“Jerry, ol’ pal, I don’t want to hurt your feelings or knock on your system, but I’ve got a hunch that your selling spiel needs polishing up. It’s—— Well, to use the soap peddler’s expression, it isn’t artistic. It lacks tact.” [[61]]
That made me hot.
“I hope that she doesn’t get rheumatism in her arms,” I shot at him, “when she starts after you with her broom.”
I watched him saunter down the farmhouse lane. Then I sat down on a big rock and waited for Mrs. Goliath to get into high gear with her broom. My head hurt something fierce. But I grinned, notwithstanding. Oh, boy, how I grinned! He’d catch it. I was glad. For he was acting altogether too chesty. He needed taking down a peg or two. [[62]]
CHAPTER VII
WHAT SCOOP DID
I imagined that I could feel the bump on my head getting bigger and bigger as I sat on the rock with my cap in my lap and my four boxes of Mr. Gallywiggle’s beauty soap in my cap.
And when I thought of how the bump came to be there, so big and painful, I said to myself, in just anger over Mrs.

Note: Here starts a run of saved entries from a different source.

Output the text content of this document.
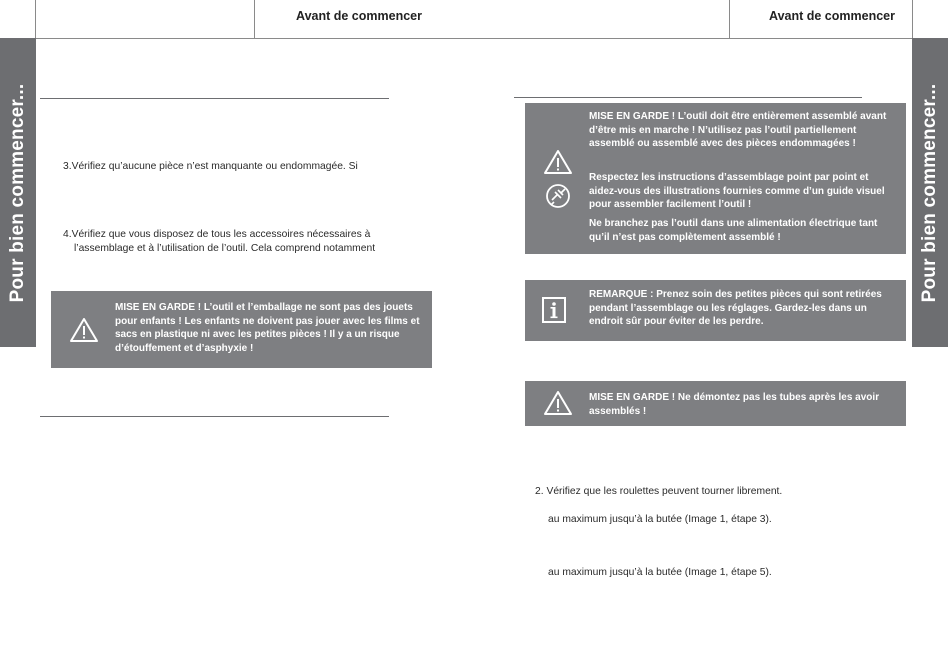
Avant de commencer	Avant de commencer
Pour bien commencer...	Pour bien commencer...
3.Vérifiez qu’aucune pièce n’est manquante ou endommagée. Si
4.Vérifiez que vous disposez de tous les accessoires nécessaires à
l’assemblage et à l’utilisation de l’outil. Cela comprend notamment

MISE EN GARDE ! L’outil et l’emballage ne sont pas des jouets pour enfants ! Les enfants ne doivent pas jouer avec les films et sacs en plastique ni avec les petites pièces ! Il y a un risque d’étouffement et d’asphyxie !

MISE EN GARDE ! L’outil doit être entièrement assemblé avant d’être mis en marche ! N’utilisez pas l’outil partiellement assemblé ou assemblé avec des pièces endommagées !

Respectez les instructions d’assemblage point par point et aidez-vous des illustrations fournies comme d’un guide visuel pour assembler facilement l’outil !

Ne branchez pas l’outil dans une alimentation électrique tant qu’il n’est pas complètement assemblé !

REMARQUE : Prenez soin des petites pièces qui sont retirées pendant l’assemblage ou les réglages. Gardez-les dans un endroit sûr pour éviter de les perdre.

MISE EN GARDE ! Ne démontez pas les tubes après les avoir assemblés !

2. Vérifiez que les roulettes peuvent tourner librement.
au maximum jusqu’à la butée (Image 1, étape 3).
au maximum jusqu’à la butée (Image 1, étape 5).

Pederson’s unwarranted attack, that I hoped that she would get her pay for banging me up.
For one thing, I hoped that she would become homelier and homelier. She could become as homely as an old mud fence and I wouldn’t let her have a single cake of my beauty soap. No, I wouldn’t! She could stay homely for the next million years for all I cared. I’d let some other woman have my soap to get beautiful with—some deserving woman who was kind to boys and used them in the way that boys should be used—good boys, I mean, like myself.